A successful Turkish attack on Armenia – Russia’s only military
partner in the Caucasus – would have all but destroyed Russian influence
in the region. That, in turn, would have increased the likelihood
that Chechnya, and much of the Muslim North Caucasus, would eventually
escape the Russian Bear’s grip. For a native-born Chechen like
Khasbulatov, it would all be a dream-come-true.
But bombarded by Russian tanks, Speaker Khasbulatov, V.P. Alexander
Rutskoi, and hundreds of rebel parliamentarians and supporters surrendered the Parliament building on October 4, 1993. The coup and the plot to invade Armenia had failed.
The Secret Pact
The Khasbulatov-Turkish pact was first revealed by Leonidas T. Chrysanthopoulos in his book Caucasus Chronicles
(London: Gomidas, 2002). He was Greece’s ambassador to Armenia from
July 1993 to February 1994. Chrysanthopoulos, now 68, has served as
ambassador to Canada and Poland, and was recently Secretary General of
the 12-country, Istanbul-based Black Sea Economic Cooperation
organization.
France’s ambassador to Armenia, Mme. France de Harthing, told him
that “French intelligence sources” confirmed that “the Turkish incursion
into Armenia would take place immediately after Khasbulatov would have
withdrawn the Russian troops from Armenia.” “This information,” wrote
Chrysanthopoulos, “was later confirmed to me by my United States
colleague,” Ambassador Harry J. Gilmore.
As a “pretext,” Turkey would claim to be targeting Kurdish PKK militant bases, which in fact have never existed, in Armenia. Such a “pretext” is similar, though not identical, to a ‘false flag.’

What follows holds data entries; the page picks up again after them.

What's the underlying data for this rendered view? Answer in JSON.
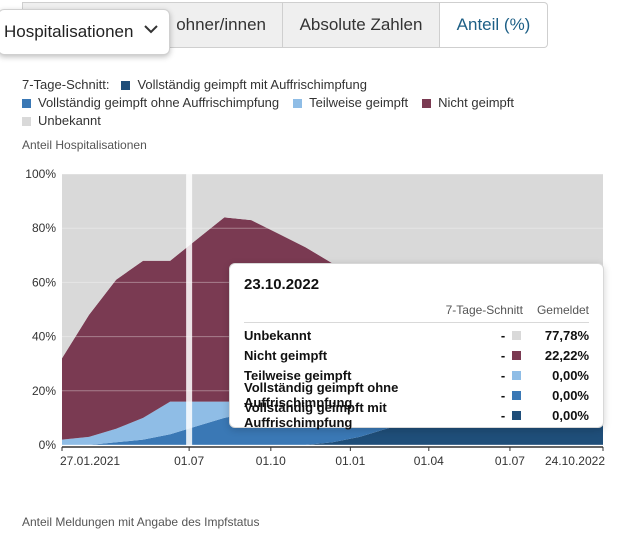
{
  "toggles": {
    "dropdown_label": "Hospitalisationen",
    "partial_label": "ohner/innen",
    "absolute_label": "Absolute Zahlen",
    "share_label": "Anteil (%)"
  },
  "legend": {
    "prefix": "7-Tage-Schnitt:",
    "items": [
      {
        "label": "Vollständig geimpft mit Auffrischimpfung",
        "color": "#1f4e79"
      },
      {
        "label": "Vollständig geimpft ohne Auffrischimpfung",
        "color": "#3a78b5"
      },
      {
        "label": "Teilweise geimpft",
        "color": "#8fbde6"
      },
      {
        "label": "Nicht geimpft",
        "color": "#7a3a52"
      },
      {
        "label": "Unbekannt",
        "color": "#d9d9d9"
      }
    ]
  },
  "subtitle": "Anteil Hospitalisationen",
  "footer_note": "Anteil Meldungen mit Angabe des Impfstatus",
  "chart_data": {
    "type": "area",
    "stacked": true,
    "ylabel": "Anteil Hospitalisationen",
    "ylim": [
      0,
      100
    ],
    "y_ticks": [
      "0%",
      "20%",
      "40%",
      "60%",
      "80%",
      "100%"
    ],
    "x_ticks": [
      "27.01.2021",
      "01.07",
      "01.10",
      "01.01",
      "01.04",
      "01.07",
      "24.10.2022"
    ],
    "x_range": [
      "2021-01-27",
      "2022-10-24"
    ],
    "series": [
      {
        "name": "Vollständig geimpft mit Auffrischimpfung",
        "values": [
          0,
          0,
          0,
          0,
          0,
          0,
          0,
          0,
          0,
          0,
          1,
          3,
          6,
          9,
          12,
          14,
          15,
          16,
          17,
          18,
          18
        ]
      },
      {
        "name": "Vollständig geimpft ohne Auffrischimpfung",
        "values": [
          0,
          0,
          1,
          2,
          4,
          7,
          10,
          12,
          10,
          8,
          6,
          4,
          3,
          2,
          2,
          1,
          1,
          1,
          0,
          0,
          0
        ]
      },
      {
        "name": "Teilweise geimpft",
        "values": [
          2,
          3,
          5,
          8,
          12,
          9,
          6,
          4,
          3,
          2,
          2,
          1,
          1,
          1,
          1,
          1,
          0,
          0,
          0,
          0,
          0
        ]
      },
      {
        "name": "Nicht geimpft",
        "values": [
          30,
          45,
          55,
          58,
          52,
          60,
          68,
          67,
          65,
          63,
          58,
          52,
          47,
          42,
          38,
          34,
          30,
          28,
          26,
          24,
          22
        ]
      },
      {
        "name": "Unbekannt",
        "values": [
          68,
          52,
          39,
          32,
          32,
          24,
          16,
          17,
          22,
          27,
          33,
          40,
          43,
          46,
          47,
          50,
          54,
          55,
          57,
          58,
          60
        ]
      }
    ],
    "highlight_date": "01.07"
  },
  "tooltip": {
    "date": "23.10.2022",
    "col_avg": "7-Tage-Schnitt",
    "col_reported": "Gemeldet",
    "rows": [
      {
        "label": "Unbekannt",
        "avg": "-",
        "value": "77,78%",
        "color": "#d9d9d9"
      },
      {
        "label": "Nicht geimpft",
        "avg": "-",
        "value": "22,22%",
        "color": "#7a3a52"
      },
      {
        "label": "Teilweise geimpft",
        "avg": "-",
        "value": "0,00%",
        "color": "#8fbde6"
      },
      {
        "label": "Vollständig geimpft ohne Auffrischimpfung",
        "avg": "-",
        "value": "0,00%",
        "color": "#3a78b5"
      },
      {
        "label": "Vollständig geimpft mit Auffrischimpfung",
        "avg": "-",
        "value": "0,00%",
        "color": "#1f4e79"
      }
    ]
  }
}
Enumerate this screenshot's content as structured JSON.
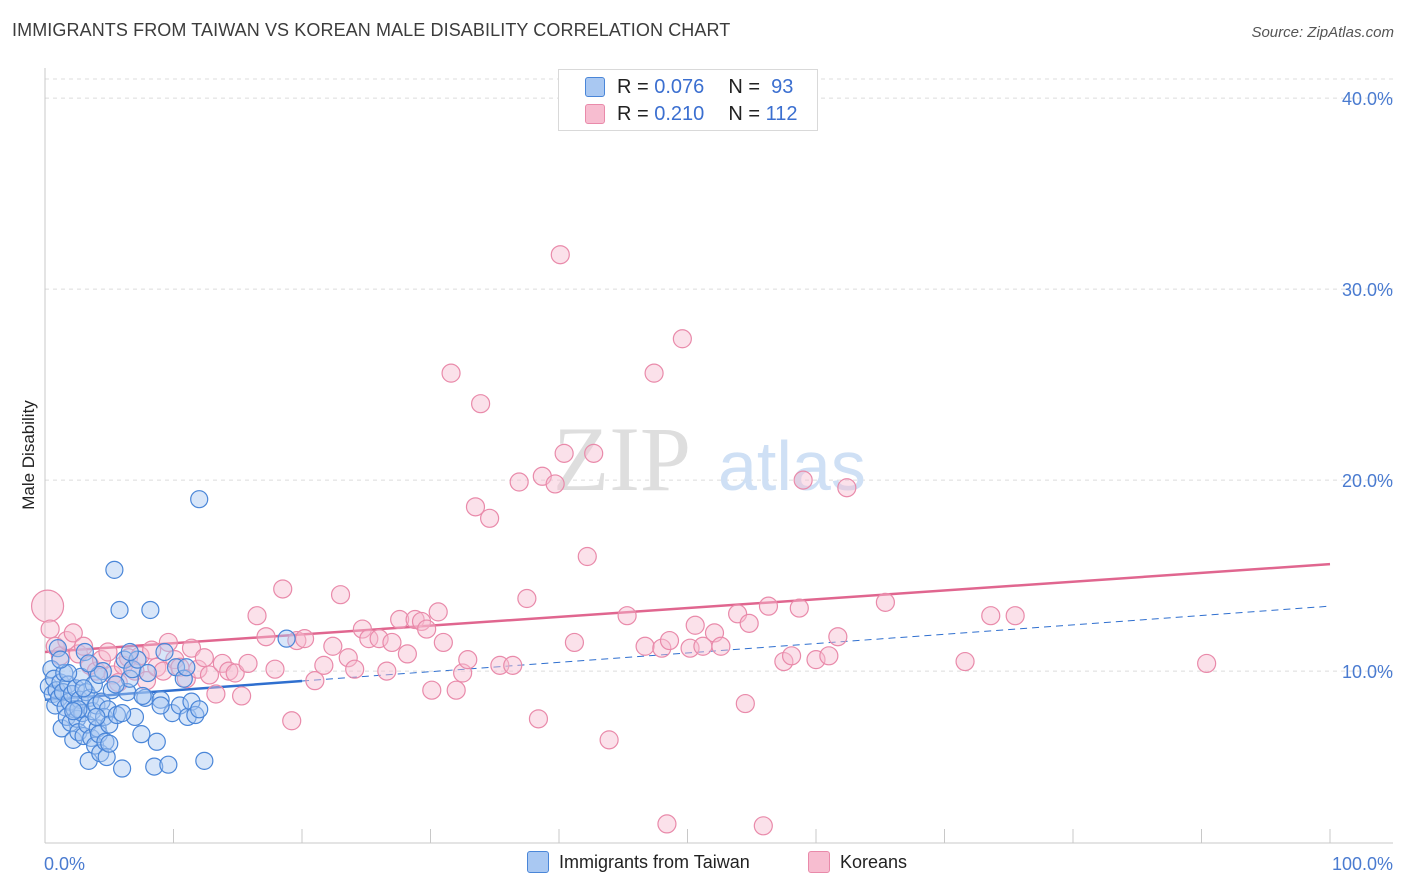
{
  "header": {
    "title": "IMMIGRANTS FROM TAIWAN VS KOREAN MALE DISABILITY CORRELATION CHART",
    "source": "Source: ZipAtlas.com"
  },
  "watermark": {
    "zip": "ZIP",
    "atlas": "atlas"
  },
  "legend": {
    "r_label": "R =",
    "n_label": "N =",
    "series": [
      {
        "name": "Immigrants from Taiwan",
        "r": "0.076",
        "n": "93"
      },
      {
        "name": "Koreans",
        "r": "0.210",
        "n": "112"
      }
    ]
  },
  "colors": {
    "taiwan_fill": "#a9c8f2",
    "taiwan_stroke": "#4a86d8",
    "taiwan_line": "#2f6fcf",
    "korean_fill": "#f7bdd0",
    "korean_stroke": "#e98aaa",
    "korean_line": "#e0668f",
    "tick_text": "#4a7bd0"
  },
  "chart_data": {
    "type": "scatter",
    "title": "IMMIGRANTS FROM TAIWAN VS KOREAN MALE DISABILITY CORRELATION CHART",
    "xlabel": "",
    "ylabel": "Male Disability",
    "xlim": [
      0,
      100
    ],
    "ylim": [
      1,
      41
    ],
    "x_tick_labels": [
      "0.0%",
      "100.0%"
    ],
    "y_ticks": [
      10,
      20,
      30,
      40
    ],
    "y_tick_labels": [
      "10.0%",
      "20.0%",
      "30.0%",
      "40.0%"
    ],
    "grid": "horizontal dashed",
    "legend_position": "bottom-center",
    "series": [
      {
        "name": "Immigrants from Taiwan",
        "r": 0.076,
        "n": 93,
        "trend": {
          "x0": 0,
          "y0": 8.5,
          "x1": 100,
          "y1": 13.4,
          "solid_until": 20
        },
        "points": [
          [
            0.3,
            9.2
          ],
          [
            0.5,
            10.1
          ],
          [
            0.6,
            8.8
          ],
          [
            0.7,
            9.6
          ],
          [
            0.8,
            8.2
          ],
          [
            0.9,
            9.0
          ],
          [
            1.0,
            11.2
          ],
          [
            1.1,
            8.6
          ],
          [
            1.2,
            9.4
          ],
          [
            1.3,
            7.0
          ],
          [
            1.4,
            8.9
          ],
          [
            1.5,
            9.9
          ],
          [
            1.6,
            8.1
          ],
          [
            1.7,
            7.6
          ],
          [
            1.8,
            9.3
          ],
          [
            1.9,
            8.4
          ],
          [
            2.0,
            7.3
          ],
          [
            2.1,
            8.8
          ],
          [
            2.2,
            6.4
          ],
          [
            2.3,
            8.0
          ],
          [
            2.4,
            9.1
          ],
          [
            2.5,
            7.5
          ],
          [
            2.6,
            6.8
          ],
          [
            2.7,
            8.5
          ],
          [
            2.8,
            9.7
          ],
          [
            2.9,
            7.8
          ],
          [
            3.0,
            6.6
          ],
          [
            3.1,
            11.0
          ],
          [
            3.2,
            8.9
          ],
          [
            3.3,
            7.2
          ],
          [
            3.4,
            5.3
          ],
          [
            3.5,
            8.6
          ],
          [
            3.6,
            6.5
          ],
          [
            3.7,
            7.9
          ],
          [
            3.8,
            9.3
          ],
          [
            3.9,
            6.1
          ],
          [
            4.0,
            8.2
          ],
          [
            4.1,
            7.0
          ],
          [
            4.2,
            6.7
          ],
          [
            4.3,
            5.7
          ],
          [
            4.4,
            8.4
          ],
          [
            4.5,
            10.0
          ],
          [
            4.6,
            7.6
          ],
          [
            4.7,
            6.3
          ],
          [
            4.8,
            5.5
          ],
          [
            4.9,
            8.0
          ],
          [
            5.0,
            7.2
          ],
          [
            5.2,
            9.0
          ],
          [
            5.4,
            15.3
          ],
          [
            5.6,
            7.7
          ],
          [
            5.8,
            13.2
          ],
          [
            6.0,
            4.9
          ],
          [
            6.2,
            10.6
          ],
          [
            6.4,
            8.9
          ],
          [
            6.6,
            9.6
          ],
          [
            6.8,
            10.1
          ],
          [
            7.0,
            7.6
          ],
          [
            7.2,
            10.6
          ],
          [
            7.5,
            6.7
          ],
          [
            7.8,
            8.6
          ],
          [
            8.0,
            9.9
          ],
          [
            8.2,
            13.2
          ],
          [
            8.5,
            5.0
          ],
          [
            8.7,
            6.3
          ],
          [
            9.0,
            8.5
          ],
          [
            9.3,
            11.0
          ],
          [
            9.6,
            5.1
          ],
          [
            9.9,
            7.8
          ],
          [
            10.2,
            10.2
          ],
          [
            10.5,
            8.2
          ],
          [
            10.8,
            9.6
          ],
          [
            11.1,
            7.6
          ],
          [
            11.4,
            8.4
          ],
          [
            11.7,
            7.7
          ],
          [
            12.0,
            8.0
          ],
          [
            11.0,
            10.2
          ],
          [
            9.0,
            8.2
          ],
          [
            7.6,
            8.7
          ],
          [
            6.6,
            11.0
          ],
          [
            5.5,
            9.3
          ],
          [
            4.2,
            9.8
          ],
          [
            3.4,
            10.4
          ],
          [
            2.6,
            8.0
          ],
          [
            1.8,
            9.9
          ],
          [
            1.2,
            10.6
          ],
          [
            2.2,
            7.9
          ],
          [
            3.0,
            9.1
          ],
          [
            4.0,
            7.6
          ],
          [
            5.0,
            6.2
          ],
          [
            6.0,
            7.8
          ],
          [
            18.8,
            11.7
          ],
          [
            12.0,
            19.0
          ],
          [
            12.4,
            5.3
          ]
        ]
      },
      {
        "name": "Koreans",
        "r": 0.21,
        "n": 112,
        "trend": {
          "x0": 0,
          "y0": 11.0,
          "x1": 100,
          "y1": 15.6
        },
        "points": [
          [
            0.2,
            13.4
          ],
          [
            0.4,
            12.2
          ],
          [
            0.8,
            11.3
          ],
          [
            1.2,
            10.8
          ],
          [
            1.7,
            11.6
          ],
          [
            2.2,
            12.0
          ],
          [
            2.6,
            10.9
          ],
          [
            3.0,
            11.3
          ],
          [
            3.5,
            10.3
          ],
          [
            4.0,
            10.0
          ],
          [
            4.4,
            10.6
          ],
          [
            4.9,
            11.0
          ],
          [
            5.3,
            9.8
          ],
          [
            5.7,
            9.4
          ],
          [
            6.1,
            10.3
          ],
          [
            6.5,
            10.7
          ],
          [
            7.0,
            10.0
          ],
          [
            7.4,
            10.8
          ],
          [
            7.9,
            9.5
          ],
          [
            8.3,
            11.1
          ],
          [
            8.7,
            10.2
          ],
          [
            9.2,
            10.0
          ],
          [
            9.6,
            11.5
          ],
          [
            10.1,
            10.6
          ],
          [
            10.5,
            10.2
          ],
          [
            11.0,
            9.6
          ],
          [
            11.4,
            11.2
          ],
          [
            11.9,
            10.1
          ],
          [
            12.4,
            10.7
          ],
          [
            12.8,
            9.8
          ],
          [
            13.3,
            8.8
          ],
          [
            13.8,
            10.4
          ],
          [
            14.3,
            10.0
          ],
          [
            14.8,
            9.9
          ],
          [
            15.3,
            8.7
          ],
          [
            15.8,
            10.4
          ],
          [
            16.5,
            12.9
          ],
          [
            17.2,
            11.8
          ],
          [
            17.9,
            10.1
          ],
          [
            18.5,
            14.3
          ],
          [
            19.2,
            7.4
          ],
          [
            19.6,
            11.6
          ],
          [
            20.2,
            11.7
          ],
          [
            21.0,
            9.5
          ],
          [
            21.7,
            10.3
          ],
          [
            22.4,
            11.3
          ],
          [
            23.0,
            14.0
          ],
          [
            23.6,
            10.7
          ],
          [
            24.1,
            10.1
          ],
          [
            24.7,
            12.2
          ],
          [
            25.2,
            11.7
          ],
          [
            26.0,
            11.7
          ],
          [
            26.6,
            10.0
          ],
          [
            27.0,
            11.5
          ],
          [
            27.6,
            12.7
          ],
          [
            28.2,
            10.9
          ],
          [
            28.8,
            12.7
          ],
          [
            29.3,
            12.6
          ],
          [
            29.7,
            12.2
          ],
          [
            30.1,
            9.0
          ],
          [
            30.6,
            13.1
          ],
          [
            31.0,
            11.5
          ],
          [
            31.6,
            25.6
          ],
          [
            32.0,
            9.0
          ],
          [
            32.5,
            9.9
          ],
          [
            32.9,
            10.6
          ],
          [
            33.5,
            18.6
          ],
          [
            33.9,
            24.0
          ],
          [
            34.6,
            18.0
          ],
          [
            35.4,
            10.3
          ],
          [
            36.4,
            10.3
          ],
          [
            36.9,
            19.9
          ],
          [
            37.5,
            13.8
          ],
          [
            38.4,
            7.5
          ],
          [
            38.7,
            20.2
          ],
          [
            39.7,
            19.8
          ],
          [
            40.4,
            21.4
          ],
          [
            40.1,
            31.8
          ],
          [
            41.2,
            11.5
          ],
          [
            42.2,
            16.0
          ],
          [
            42.7,
            21.4
          ],
          [
            43.9,
            6.4
          ],
          [
            45.3,
            12.9
          ],
          [
            46.7,
            11.3
          ],
          [
            47.4,
            25.6
          ],
          [
            48.0,
            11.2
          ],
          [
            48.6,
            11.6
          ],
          [
            48.4,
            2.0
          ],
          [
            49.6,
            27.4
          ],
          [
            50.2,
            11.2
          ],
          [
            50.6,
            12.4
          ],
          [
            51.2,
            11.3
          ],
          [
            52.1,
            12.0
          ],
          [
            52.6,
            11.3
          ],
          [
            53.9,
            13.0
          ],
          [
            54.5,
            8.3
          ],
          [
            54.8,
            12.5
          ],
          [
            55.9,
            1.9
          ],
          [
            56.3,
            13.4
          ],
          [
            57.5,
            10.5
          ],
          [
            58.1,
            10.8
          ],
          [
            58.7,
            13.3
          ],
          [
            59.0,
            20.0
          ],
          [
            60.0,
            10.6
          ],
          [
            61.0,
            10.8
          ],
          [
            61.7,
            11.8
          ],
          [
            62.4,
            19.6
          ],
          [
            65.4,
            13.6
          ],
          [
            71.6,
            10.5
          ],
          [
            73.6,
            12.9
          ],
          [
            75.5,
            12.9
          ],
          [
            90.4,
            10.4
          ]
        ]
      }
    ]
  }
}
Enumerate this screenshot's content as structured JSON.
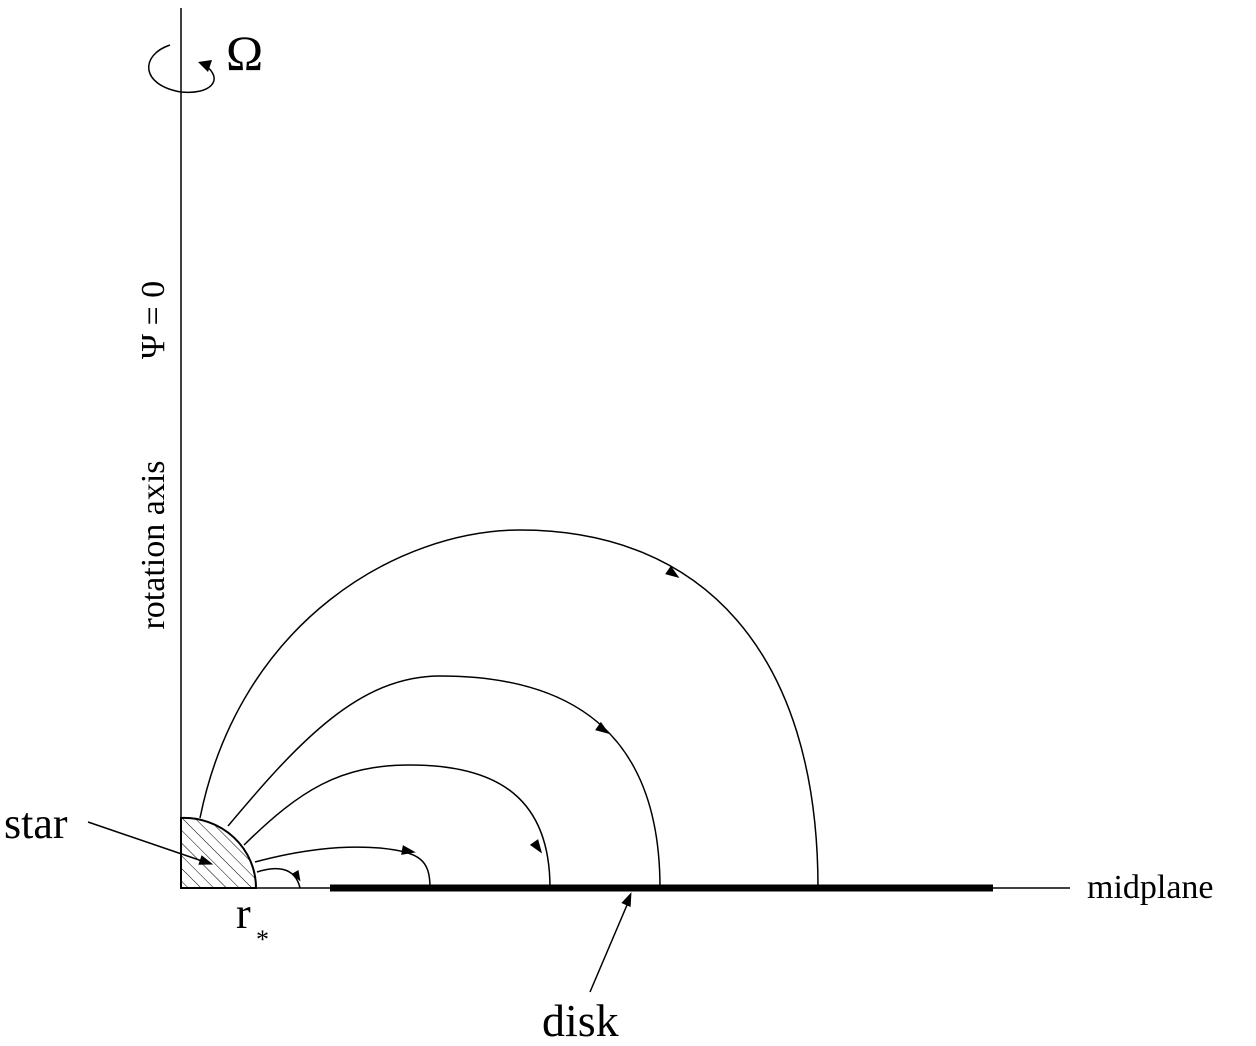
{
  "labels": {
    "omega": "Ω",
    "psi": "Ψ = 0",
    "axis": "rotation axis",
    "star": "star",
    "r": "r",
    "r_sub": "*",
    "midplane": "midplane",
    "disk": "disk"
  }
}
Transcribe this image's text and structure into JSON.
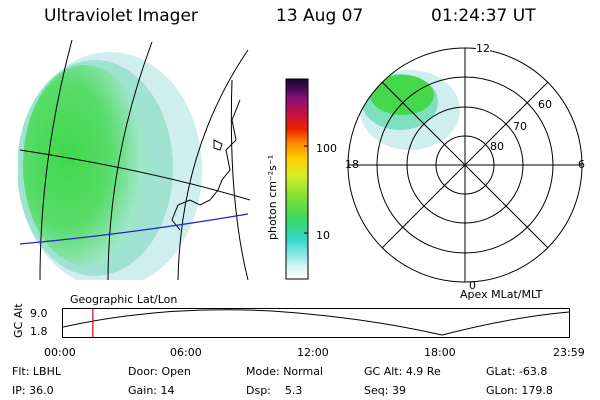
{
  "header": {
    "instrument": "Ultraviolet Imager",
    "date": "13 Aug 07",
    "time": "01:24:37 UT"
  },
  "geo_panel": {
    "label": "Geographic Lat/Lon"
  },
  "colorbar": {
    "unit_label": "photon cm⁻²s⁻¹",
    "ticks": [
      "100",
      "10"
    ]
  },
  "polar_panel": {
    "label": "Apex MLat/MLT",
    "mlt_labels": {
      "top": "12",
      "left": "18",
      "right": "6",
      "bottom": "0"
    },
    "lat_labels": [
      "60",
      "70",
      "80"
    ]
  },
  "altitude_plot": {
    "axis_label": "GC Alt",
    "y_ticks": [
      "9.0",
      "1.8"
    ],
    "x_ticks": [
      "00:00",
      "06:00",
      "12:00",
      "18:00",
      "23:59"
    ],
    "marker_time_fraction": 0.059
  },
  "info": {
    "filter_label": "Flt:",
    "filter_value": "LBHL",
    "ip_label": "IP:",
    "ip_value": "36.0",
    "door_label": "Door:",
    "door_value": "Open",
    "gain_label": "Gain:",
    "gain_value": "14",
    "mode_label": "Mode:",
    "mode_value": "Normal",
    "dsp_label": "Dsp:",
    "dsp_value": "5.3",
    "gcalt_label": "GC Alt:",
    "gcalt_value": "4.9 Re",
    "seq_label": "Seq:",
    "seq_value": "39",
    "glat_label": "GLat:",
    "glat_value": "-63.8",
    "glon_label": "GLon:",
    "glon_value": "179.8"
  },
  "colors": {
    "aurora_green": "#44dd44",
    "aurora_cyan": "#aaeeee",
    "track_blue": "#2222cc",
    "marker_red": "#dd0000"
  }
}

The Turkish strike would be “incursions of a limited nature,” though
it’s unclear what “limited” meant. More likely, as Turkey wouldn’t find
any PKK, the aim was to forge a permanent corridor across Armenia, link
up with Azeri forces, and cleanse Karabagh of Armenians.
The U.S. and France have never, as far as is known, publicly denied
the existence of the Khasbulatov-Turkish plot. Moreover,
Chrysanthopoulos gives no indication that any country tried to talk
Turkey out of its deal with Khasbulatov.
Is any of this relevant today?
NATO Ambitions
Yes, because current Turkish, American, and NATO policies in the
Caucasus strongly echo the 1993 Khasbulatov-Turkish plot. For two
decades, the West has been trying to penetrate and dominate the Caucasus
– Georgia, Azerbaijan, and Armenia –and eventually cross the Caspian
Sea into energy-rich Central Asia.
One piece of the plan has already been partially implemented:
constructing oil and gas pipelines from Azerbaijan through Georgia and
Turkey.
NATO’s remaining goal: absorb the entire Caucasus. NATO would
thereby threaten Russia from the south, just as it now pressures Russia
from the west with its absorption of much of Eastern Europe (and, NATO
hopes, Ukraine).
Georgia and Azerbaijan are inclined to eventually join NATO. Armenia, however, is not, though it has excellent relations with NATO
and the West. Armenia has little choice but to ally itself with Russia
because the former faces an ongoing existential threat from NATO member
Turkey, the 1993 plot being one example.
Armenia is the Caucasus’s linchpin. Had the Khasbulatov – Turkish
quasi-‘false flag’ operation against Armenia succeeded, Russia would
probably have lost, and NATO would have gained, the entire Caucasus.
New provocations, including ‘false flags,’ by Turkey and NATO cannot,
therefore, be ruled out.
Turkish, American, and NATO leaders must also be interrogated as to
whether their policies in the Caucasus are leading to peace or war.